Li vários comentários; e dentre eles, muitas ofensas e agressões por parte de advogados; chamaram-nos até mesmo de rábulas!

Definição de rábulas para quem não sabe, é:

“Rábula ou Provisionado, no Brasil, era o advogado que, não possuindo formação em Direito (bacharelado), obtinha a autorização da entidade de classe (primeiro do Instituto dos Advogados; e a a partir da década de 30 da OAB) para exercer a postulação em juízo”.

Portanto, fica ao doutor que assim se referiu aos bacharéis em direito, a lição....Enquanto isso, tem advogado escrevendo “bacharéu”, ao invés de bacharel...

Aos doutores advogados, peço o respeito que mereço, num primeiro momento, como pessoa; e para com o título que adquiri, freqüentando cinco longos anos, com a carga de atividades extra-curriculares devidamente cumprida, e defesa de tese, com a respectiva monografia; diga-se de passagem, com muito empenho, e dedicação, sacrificando meus filhos com minha ausência, abdicando de muita coisa, para pagar a faculdade, e estudar (o que fazia depois que chegava da faculdade, e parava às 04:00, e levantava duas horas e meia depois para levar meu filho na escola; para a seguir, continuar a rotina do dia, dividida entre trabalho, e administração da casa, e todas as implicações dela advindas.
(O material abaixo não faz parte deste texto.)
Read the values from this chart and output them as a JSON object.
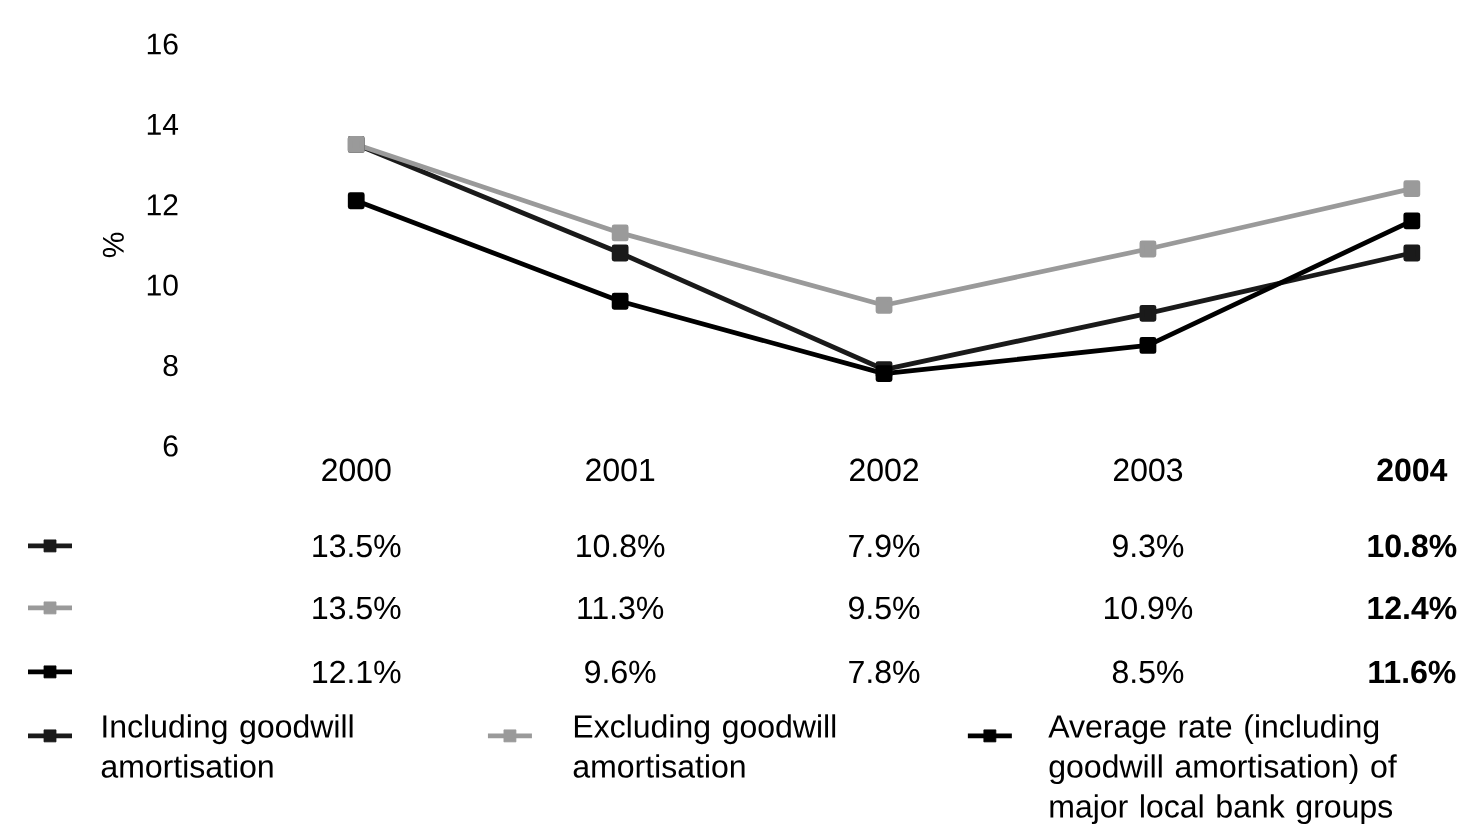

Não comprei meu diploma, não comprei e não compraria, ainda que pudesse, o passaporte para o ingresso nos quadros da OAB....Assim, não são os bacharéis que estão minando a credibilidade do referido órgão, e não é mesmo essa a intenção.

Finalizo, deixando um ensinamento de um grande defensor da democracia, e implacável oponente ao totalitarismo, que são as vestes atuais de nosso país, disfarçado e acobertado pelo manto da falada e não praticada democracia:

“Uma explicação é algo sempre incompleto; sempre podemos suscitar um outro porquê, e esse novo porquê talvez leve a uma nova teoria, que não só explique, mas corrija a anterior” (Karl Raimond Popper)

No mais, minhas cordiais saudações, desejando sucesso, e espaço a todos...


Margarete R Lima

Bacharel em direito com muito orgulho (ou bacharela, como preferirem - é permitido o uso das duas figuras)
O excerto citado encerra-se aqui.